A Polícia Federal manteve uma percepção majoritariamente positiva nas redes sociais mesmo após ser colocada no centro da crise que envolve o STF. Segundo levantamento exclusivo da Ativaweb DataLab para VEJA, 82,3% das manifestações sobre a corporação entre 1º e 10 de setembro foram favoráveis.
No período, a PF esteve associada a mais de 69 milhões de menções e interações digitais envolvendo nomes como Daniel Vorcaro, Alexandre de Moraes e André Mendonça, além de instituições como STF, PGR, AGU e Ministério da Justiça.
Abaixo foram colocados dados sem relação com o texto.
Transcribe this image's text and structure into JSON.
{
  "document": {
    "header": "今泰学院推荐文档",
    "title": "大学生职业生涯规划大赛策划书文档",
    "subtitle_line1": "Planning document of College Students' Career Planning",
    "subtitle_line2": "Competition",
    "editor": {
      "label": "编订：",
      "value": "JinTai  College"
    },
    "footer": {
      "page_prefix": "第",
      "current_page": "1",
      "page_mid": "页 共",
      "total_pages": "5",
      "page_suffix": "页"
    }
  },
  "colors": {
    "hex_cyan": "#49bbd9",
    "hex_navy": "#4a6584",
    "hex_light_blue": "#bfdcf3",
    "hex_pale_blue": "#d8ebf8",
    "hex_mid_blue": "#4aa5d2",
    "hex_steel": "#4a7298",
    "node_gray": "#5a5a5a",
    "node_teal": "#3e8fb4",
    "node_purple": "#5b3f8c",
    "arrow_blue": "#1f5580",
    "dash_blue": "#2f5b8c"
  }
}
A exposição aumentou após o ministro André Mendonça determinar, em 8 de setembro, o afastamento preventivo do diretor-geral da PF, Andrei Rodrigues, e do diretor de Inteligência, Leandro Almada. A decisão apontou suspeitas de monitoramento ilegal de autoridades e determinou a abertura de procedimentos para apurar a conduta dos dirigentes.
A medida provocou uma crise na cúpula da corporação. No dia seguinte, o ministro Flávio Dino determinou o retorno de Andrei Rodrigues ao cargo. Horas depois, o presidente do STF, Edson Fachin, suspendeu as decisões de Mendonça e Dino e determinou que o diretor-geral prestasse esclarecimentos.
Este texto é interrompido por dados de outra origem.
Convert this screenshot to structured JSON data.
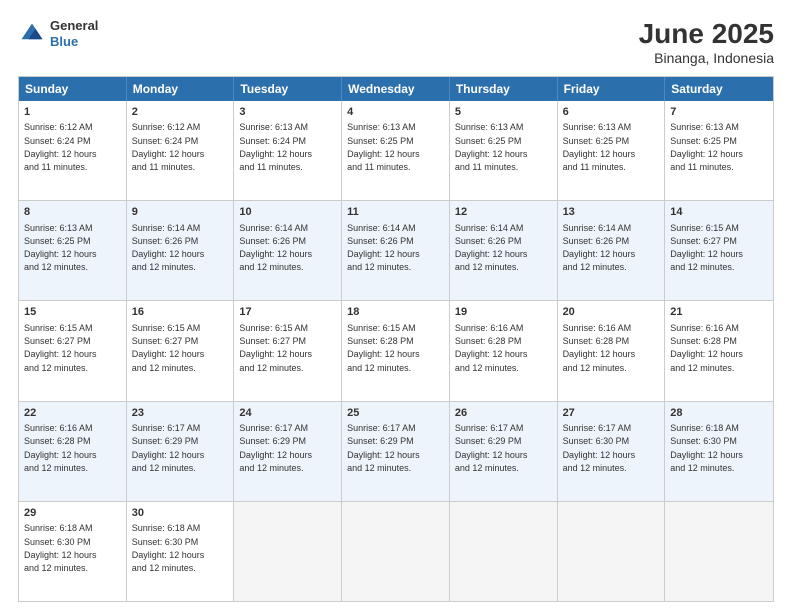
{
  "logo": {
    "general": "General",
    "blue": "Blue"
  },
  "header": {
    "title": "June 2025",
    "subtitle": "Binanga, Indonesia"
  },
  "weekdays": [
    "Sunday",
    "Monday",
    "Tuesday",
    "Wednesday",
    "Thursday",
    "Friday",
    "Saturday"
  ],
  "rows": [
    [
      {
        "day": "1",
        "info": "Sunrise: 6:12 AM\nSunset: 6:24 PM\nDaylight: 12 hours\nand 11 minutes."
      },
      {
        "day": "2",
        "info": "Sunrise: 6:12 AM\nSunset: 6:24 PM\nDaylight: 12 hours\nand 11 minutes."
      },
      {
        "day": "3",
        "info": "Sunrise: 6:13 AM\nSunset: 6:24 PM\nDaylight: 12 hours\nand 11 minutes."
      },
      {
        "day": "4",
        "info": "Sunrise: 6:13 AM\nSunset: 6:25 PM\nDaylight: 12 hours\nand 11 minutes."
      },
      {
        "day": "5",
        "info": "Sunrise: 6:13 AM\nSunset: 6:25 PM\nDaylight: 12 hours\nand 11 minutes."
      },
      {
        "day": "6",
        "info": "Sunrise: 6:13 AM\nSunset: 6:25 PM\nDaylight: 12 hours\nand 11 minutes."
      },
      {
        "day": "7",
        "info": "Sunrise: 6:13 AM\nSunset: 6:25 PM\nDaylight: 12 hours\nand 11 minutes."
      }
    ],
    [
      {
        "day": "8",
        "info": "Sunrise: 6:13 AM\nSunset: 6:25 PM\nDaylight: 12 hours\nand 12 minutes."
      },
      {
        "day": "9",
        "info": "Sunrise: 6:14 AM\nSunset: 6:26 PM\nDaylight: 12 hours\nand 12 minutes."
      },
      {
        "day": "10",
        "info": "Sunrise: 6:14 AM\nSunset: 6:26 PM\nDaylight: 12 hours\nand 12 minutes."
      },
      {
        "day": "11",
        "info": "Sunrise: 6:14 AM\nSunset: 6:26 PM\nDaylight: 12 hours\nand 12 minutes."
      },
      {
        "day": "12",
        "info": "Sunrise: 6:14 AM\nSunset: 6:26 PM\nDaylight: 12 hours\nand 12 minutes."
      },
      {
        "day": "13",
        "info": "Sunrise: 6:14 AM\nSunset: 6:26 PM\nDaylight: 12 hours\nand 12 minutes."
      },
      {
        "day": "14",
        "info": "Sunrise: 6:15 AM\nSunset: 6:27 PM\nDaylight: 12 hours\nand 12 minutes."
      }
    ],
    [
      {
        "day": "15",
        "info": "Sunrise: 6:15 AM\nSunset: 6:27 PM\nDaylight: 12 hours\nand 12 minutes."
      },
      {
        "day": "16",
        "info": "Sunrise: 6:15 AM\nSunset: 6:27 PM\nDaylight: 12 hours\nand 12 minutes."
      },
      {
        "day": "17",
        "info": "Sunrise: 6:15 AM\nSunset: 6:27 PM\nDaylight: 12 hours\nand 12 minutes."
      },
      {
        "day": "18",
        "info": "Sunrise: 6:15 AM\nSunset: 6:28 PM\nDaylight: 12 hours\nand 12 minutes."
      },
      {
        "day": "19",
        "info": "Sunrise: 6:16 AM\nSunset: 6:28 PM\nDaylight: 12 hours\nand 12 minutes."
      },
      {
        "day": "20",
        "info": "Sunrise: 6:16 AM\nSunset: 6:28 PM\nDaylight: 12 hours\nand 12 minutes."
      },
      {
        "day": "21",
        "info": "Sunrise: 6:16 AM\nSunset: 6:28 PM\nDaylight: 12 hours\nand 12 minutes."
      }
    ],
    [
      {
        "day": "22",
        "info": "Sunrise: 6:16 AM\nSunset: 6:28 PM\nDaylight: 12 hours\nand 12 minutes."
      },
      {
        "day": "23",
        "info": "Sunrise: 6:17 AM\nSunset: 6:29 PM\nDaylight: 12 hours\nand 12 minutes."
      },
      {
        "day": "24",
        "info": "Sunrise: 6:17 AM\nSunset: 6:29 PM\nDaylight: 12 hours\nand 12 minutes."
      },
      {
        "day": "25",
        "info": "Sunrise: 6:17 AM\nSunset: 6:29 PM\nDaylight: 12 hours\nand 12 minutes."
      },
      {
        "day": "26",
        "info": "Sunrise: 6:17 AM\nSunset: 6:29 PM\nDaylight: 12 hours\nand 12 minutes."
      },
      {
        "day": "27",
        "info": "Sunrise: 6:17 AM\nSunset: 6:30 PM\nDaylight: 12 hours\nand 12 minutes."
      },
      {
        "day": "28",
        "info": "Sunrise: 6:18 AM\nSunset: 6:30 PM\nDaylight: 12 hours\nand 12 minutes."
      }
    ],
    [
      {
        "day": "29",
        "info": "Sunrise: 6:18 AM\nSunset: 6:30 PM\nDaylight: 12 hours\nand 12 minutes."
      },
      {
        "day": "30",
        "info": "Sunrise: 6:18 AM\nSunset: 6:30 PM\nDaylight: 12 hours\nand 12 minutes."
      },
      {
        "day": "",
        "info": ""
      },
      {
        "day": "",
        "info": ""
      },
      {
        "day": "",
        "info": ""
      },
      {
        "day": "",
        "info": ""
      },
      {
        "day": "",
        "info": ""
      }
    ]
  ]
}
Segundo Alek Maracajá, CEO da Ativaweb, o principal resultado do levantamento é o contraste entre a exposição da PF e a preservação de sua reputação. Na avaliação dele, a discussão digital migrou de mensagens e personagens ligados ao caso para temas como autonomia, competência, investigação e funcionamento das instituições.
“Depois de dez dias no centro da crise e mais de 69 milhões de menções, a Polícia Federal preservou 82,3% de confiança no digital”, afirma Maracajá.